Do assim decidido, o requerido interpôs recurso de apelação, terminando as respectivas alegações com as seguintes conclusões: I – A douta sentença recorrida enferma da nulidade prevista na alínea b) do nº 1 do artigo 615º do C.P.C. – constituindo ainda inconstitucionalidade por violação do nº 1 do artigo 205º da C.R.P. –, uma vez que inexiste qualquer fundamentação atinente à decisão da matéria de facto.

II – Apresentou-se apenas o habitual intróito de toda e qualquer sentença que aprecie factos e respectiva prova, constituindo uma formulação genérica em que apenas se tende a revelar que se analisou a prova – mas tudo sem o demonstrar, comprovar e argumentar, no sentido de ser evidente a conjugação dos meios probatórios e a análise crítica dos mesmos que se impõe ao Tribunal, logo, sem poder produzir convencimento quanto ao acerto da decisão.
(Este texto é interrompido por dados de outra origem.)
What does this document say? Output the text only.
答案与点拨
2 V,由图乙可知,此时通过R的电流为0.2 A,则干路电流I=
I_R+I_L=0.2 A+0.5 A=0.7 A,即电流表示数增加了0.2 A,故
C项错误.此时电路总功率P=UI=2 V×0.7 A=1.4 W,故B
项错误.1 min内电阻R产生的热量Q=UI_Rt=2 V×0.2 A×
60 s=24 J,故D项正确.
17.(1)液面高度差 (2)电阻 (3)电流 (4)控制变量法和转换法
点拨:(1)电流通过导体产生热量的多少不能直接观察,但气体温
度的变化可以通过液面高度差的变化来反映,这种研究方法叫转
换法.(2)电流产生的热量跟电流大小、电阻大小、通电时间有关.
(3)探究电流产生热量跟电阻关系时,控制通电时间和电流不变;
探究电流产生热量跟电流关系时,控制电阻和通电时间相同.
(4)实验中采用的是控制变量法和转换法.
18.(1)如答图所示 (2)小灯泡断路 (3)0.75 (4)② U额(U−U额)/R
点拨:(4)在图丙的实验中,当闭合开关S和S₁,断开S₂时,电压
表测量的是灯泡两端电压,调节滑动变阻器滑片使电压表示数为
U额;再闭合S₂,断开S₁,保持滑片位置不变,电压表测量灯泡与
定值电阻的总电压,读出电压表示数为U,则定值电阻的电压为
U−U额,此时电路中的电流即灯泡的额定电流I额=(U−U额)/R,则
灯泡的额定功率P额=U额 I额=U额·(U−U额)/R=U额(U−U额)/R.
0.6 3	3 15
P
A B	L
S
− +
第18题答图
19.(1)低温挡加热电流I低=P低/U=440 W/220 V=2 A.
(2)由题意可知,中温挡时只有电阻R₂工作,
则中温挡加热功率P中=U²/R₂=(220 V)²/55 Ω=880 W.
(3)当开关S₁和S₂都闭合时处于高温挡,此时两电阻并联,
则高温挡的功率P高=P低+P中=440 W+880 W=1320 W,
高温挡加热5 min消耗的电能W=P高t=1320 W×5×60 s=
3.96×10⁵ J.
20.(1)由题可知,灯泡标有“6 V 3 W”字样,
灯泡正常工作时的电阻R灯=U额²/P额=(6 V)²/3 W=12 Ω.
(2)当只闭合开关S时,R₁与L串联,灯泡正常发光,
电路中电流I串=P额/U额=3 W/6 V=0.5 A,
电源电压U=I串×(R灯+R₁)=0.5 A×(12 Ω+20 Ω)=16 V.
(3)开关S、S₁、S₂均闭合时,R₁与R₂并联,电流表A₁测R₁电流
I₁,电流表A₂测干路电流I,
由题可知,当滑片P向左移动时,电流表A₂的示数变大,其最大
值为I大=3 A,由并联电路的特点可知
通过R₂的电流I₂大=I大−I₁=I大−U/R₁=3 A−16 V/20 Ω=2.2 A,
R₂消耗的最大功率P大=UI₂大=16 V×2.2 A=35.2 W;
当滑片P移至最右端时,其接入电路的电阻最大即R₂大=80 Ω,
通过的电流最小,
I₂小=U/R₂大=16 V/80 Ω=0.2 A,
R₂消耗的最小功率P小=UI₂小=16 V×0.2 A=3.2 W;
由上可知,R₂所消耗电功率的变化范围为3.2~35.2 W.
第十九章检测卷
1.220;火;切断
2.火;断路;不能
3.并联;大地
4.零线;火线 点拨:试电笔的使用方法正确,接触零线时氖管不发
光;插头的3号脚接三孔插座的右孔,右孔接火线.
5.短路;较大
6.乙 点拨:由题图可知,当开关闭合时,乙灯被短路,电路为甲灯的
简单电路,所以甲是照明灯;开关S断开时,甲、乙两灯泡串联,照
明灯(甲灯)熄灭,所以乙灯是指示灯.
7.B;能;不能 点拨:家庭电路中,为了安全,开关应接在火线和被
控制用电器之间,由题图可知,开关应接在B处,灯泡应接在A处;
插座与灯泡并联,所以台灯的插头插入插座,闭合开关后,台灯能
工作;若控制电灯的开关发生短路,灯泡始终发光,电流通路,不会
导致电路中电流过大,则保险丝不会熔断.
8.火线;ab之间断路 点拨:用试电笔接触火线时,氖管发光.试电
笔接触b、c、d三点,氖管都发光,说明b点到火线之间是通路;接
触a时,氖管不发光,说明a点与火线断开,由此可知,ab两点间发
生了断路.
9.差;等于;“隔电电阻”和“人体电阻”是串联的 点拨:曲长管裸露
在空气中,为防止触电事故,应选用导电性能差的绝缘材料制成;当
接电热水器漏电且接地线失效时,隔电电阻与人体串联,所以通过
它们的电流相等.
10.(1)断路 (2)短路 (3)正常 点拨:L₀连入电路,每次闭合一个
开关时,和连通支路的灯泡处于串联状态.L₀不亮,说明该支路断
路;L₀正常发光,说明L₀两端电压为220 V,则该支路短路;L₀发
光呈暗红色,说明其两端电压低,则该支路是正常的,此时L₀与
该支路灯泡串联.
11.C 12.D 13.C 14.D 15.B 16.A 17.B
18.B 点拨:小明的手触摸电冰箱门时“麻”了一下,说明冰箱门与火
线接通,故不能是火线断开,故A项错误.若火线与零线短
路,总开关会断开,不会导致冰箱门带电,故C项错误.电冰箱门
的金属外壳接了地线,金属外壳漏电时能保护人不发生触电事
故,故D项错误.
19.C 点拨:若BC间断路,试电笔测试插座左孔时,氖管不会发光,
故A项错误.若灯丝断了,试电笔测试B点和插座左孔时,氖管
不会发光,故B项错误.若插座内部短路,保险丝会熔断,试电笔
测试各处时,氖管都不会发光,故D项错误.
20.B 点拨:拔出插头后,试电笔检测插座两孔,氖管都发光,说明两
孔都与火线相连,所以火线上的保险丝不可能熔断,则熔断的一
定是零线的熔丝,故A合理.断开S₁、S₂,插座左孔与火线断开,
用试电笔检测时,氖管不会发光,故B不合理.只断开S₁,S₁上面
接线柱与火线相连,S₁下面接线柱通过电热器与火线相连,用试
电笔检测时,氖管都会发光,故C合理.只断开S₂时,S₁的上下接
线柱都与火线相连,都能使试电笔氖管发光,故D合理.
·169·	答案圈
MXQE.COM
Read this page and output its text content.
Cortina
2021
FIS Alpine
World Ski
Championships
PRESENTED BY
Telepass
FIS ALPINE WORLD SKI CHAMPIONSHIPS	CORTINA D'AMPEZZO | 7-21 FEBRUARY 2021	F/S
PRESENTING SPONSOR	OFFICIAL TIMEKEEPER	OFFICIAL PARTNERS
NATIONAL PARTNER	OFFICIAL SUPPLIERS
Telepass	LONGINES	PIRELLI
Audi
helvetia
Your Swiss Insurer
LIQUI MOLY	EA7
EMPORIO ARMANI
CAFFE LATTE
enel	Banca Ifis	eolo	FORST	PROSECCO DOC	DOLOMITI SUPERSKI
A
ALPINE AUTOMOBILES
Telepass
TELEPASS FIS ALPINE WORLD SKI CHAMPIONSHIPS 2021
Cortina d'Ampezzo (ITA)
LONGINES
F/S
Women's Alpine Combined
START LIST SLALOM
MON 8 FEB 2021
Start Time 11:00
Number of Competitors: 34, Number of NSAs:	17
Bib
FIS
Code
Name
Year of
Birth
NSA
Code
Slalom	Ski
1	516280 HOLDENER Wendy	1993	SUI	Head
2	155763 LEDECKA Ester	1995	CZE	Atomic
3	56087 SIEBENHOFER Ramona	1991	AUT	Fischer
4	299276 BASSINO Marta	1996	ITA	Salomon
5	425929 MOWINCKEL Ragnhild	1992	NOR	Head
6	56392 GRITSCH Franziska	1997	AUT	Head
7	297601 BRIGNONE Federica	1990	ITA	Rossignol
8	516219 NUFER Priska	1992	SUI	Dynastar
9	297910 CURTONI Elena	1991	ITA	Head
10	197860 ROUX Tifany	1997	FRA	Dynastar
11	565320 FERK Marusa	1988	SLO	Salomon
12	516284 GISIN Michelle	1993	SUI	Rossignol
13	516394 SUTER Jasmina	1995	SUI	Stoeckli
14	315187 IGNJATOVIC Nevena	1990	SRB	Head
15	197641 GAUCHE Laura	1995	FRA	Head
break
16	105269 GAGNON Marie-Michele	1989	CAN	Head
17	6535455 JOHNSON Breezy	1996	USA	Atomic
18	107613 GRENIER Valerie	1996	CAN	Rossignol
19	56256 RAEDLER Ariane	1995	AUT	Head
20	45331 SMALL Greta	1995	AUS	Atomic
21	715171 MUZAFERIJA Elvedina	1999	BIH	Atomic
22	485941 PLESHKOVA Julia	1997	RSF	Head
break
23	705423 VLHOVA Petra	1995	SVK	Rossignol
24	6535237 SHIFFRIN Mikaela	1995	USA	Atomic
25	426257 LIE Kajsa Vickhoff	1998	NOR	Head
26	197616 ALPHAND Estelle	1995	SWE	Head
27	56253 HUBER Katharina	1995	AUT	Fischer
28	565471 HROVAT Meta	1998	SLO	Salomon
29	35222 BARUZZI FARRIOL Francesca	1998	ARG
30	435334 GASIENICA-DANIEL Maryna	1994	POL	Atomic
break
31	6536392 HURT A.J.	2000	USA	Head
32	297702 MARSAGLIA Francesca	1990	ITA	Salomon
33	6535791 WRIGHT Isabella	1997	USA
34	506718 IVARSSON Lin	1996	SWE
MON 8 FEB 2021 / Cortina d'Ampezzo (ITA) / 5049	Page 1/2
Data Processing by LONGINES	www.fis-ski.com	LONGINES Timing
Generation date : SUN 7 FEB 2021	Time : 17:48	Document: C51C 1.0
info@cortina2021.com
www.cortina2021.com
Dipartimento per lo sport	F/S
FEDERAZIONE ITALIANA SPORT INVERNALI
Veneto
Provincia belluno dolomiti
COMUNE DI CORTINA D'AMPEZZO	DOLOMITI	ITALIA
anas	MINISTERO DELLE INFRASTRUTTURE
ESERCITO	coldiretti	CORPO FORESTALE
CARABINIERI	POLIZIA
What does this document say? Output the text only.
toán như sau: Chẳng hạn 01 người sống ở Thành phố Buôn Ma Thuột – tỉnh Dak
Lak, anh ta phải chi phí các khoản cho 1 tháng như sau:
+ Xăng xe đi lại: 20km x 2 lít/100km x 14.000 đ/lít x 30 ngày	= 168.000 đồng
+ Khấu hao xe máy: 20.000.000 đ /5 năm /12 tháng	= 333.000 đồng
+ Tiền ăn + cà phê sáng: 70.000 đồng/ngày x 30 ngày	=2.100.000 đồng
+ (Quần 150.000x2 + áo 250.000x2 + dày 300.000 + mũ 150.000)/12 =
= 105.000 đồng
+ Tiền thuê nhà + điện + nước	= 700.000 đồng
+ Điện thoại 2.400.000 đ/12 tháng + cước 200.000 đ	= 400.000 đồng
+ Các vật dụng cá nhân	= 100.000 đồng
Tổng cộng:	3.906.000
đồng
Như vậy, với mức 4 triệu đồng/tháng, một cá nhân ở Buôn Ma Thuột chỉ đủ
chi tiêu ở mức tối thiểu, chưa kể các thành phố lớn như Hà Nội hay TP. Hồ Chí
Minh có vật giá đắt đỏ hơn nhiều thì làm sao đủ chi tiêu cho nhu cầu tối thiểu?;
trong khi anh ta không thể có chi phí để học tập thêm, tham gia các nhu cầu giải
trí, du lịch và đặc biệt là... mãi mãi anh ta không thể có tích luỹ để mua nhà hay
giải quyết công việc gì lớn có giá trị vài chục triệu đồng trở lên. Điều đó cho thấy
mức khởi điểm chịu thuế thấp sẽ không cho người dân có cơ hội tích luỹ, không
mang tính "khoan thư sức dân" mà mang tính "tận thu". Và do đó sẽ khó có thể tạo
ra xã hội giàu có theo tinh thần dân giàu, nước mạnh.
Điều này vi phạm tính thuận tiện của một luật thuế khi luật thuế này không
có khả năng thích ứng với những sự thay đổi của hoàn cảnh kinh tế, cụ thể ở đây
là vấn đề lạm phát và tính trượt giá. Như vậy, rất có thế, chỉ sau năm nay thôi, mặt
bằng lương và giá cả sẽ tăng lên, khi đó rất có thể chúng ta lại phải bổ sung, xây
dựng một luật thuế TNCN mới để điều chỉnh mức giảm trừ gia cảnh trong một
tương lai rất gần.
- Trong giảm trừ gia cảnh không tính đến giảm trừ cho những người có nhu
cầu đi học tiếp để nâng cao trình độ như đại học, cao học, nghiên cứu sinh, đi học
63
III – Não se demonstrou todo o processo lógico de análise crítica dos mesmos, por que razão mereceram credibilidade e acolhimento pelo Tribunal a quo, por que razão uns são mais credíveis do que outros, nem se especificou quais os documentos que mereceram aqueles atributos, dizendo-se tão só que se viu os documentos, que foram ponderados “na medida em que se mostraram verdadeiros e credíveis”, o que é, com o devido respeito, a mesma coisa que nada dizer, pelo que resulta, assim, é uma formulação vaga e genérica, que mais não é do que absolutamente gratuita e conveniente à protecção da sentença como alegadamente fundamentada.

IV – Dessa forma, inexiste na sentença impugnada o substracto que deveria alicerçar a decisão sobre a matéria de facto e que pudesse conduzir ao convencimento da justeza da mesma, pelo que a douta sentença em crise se mostra inquinada do apontado vício.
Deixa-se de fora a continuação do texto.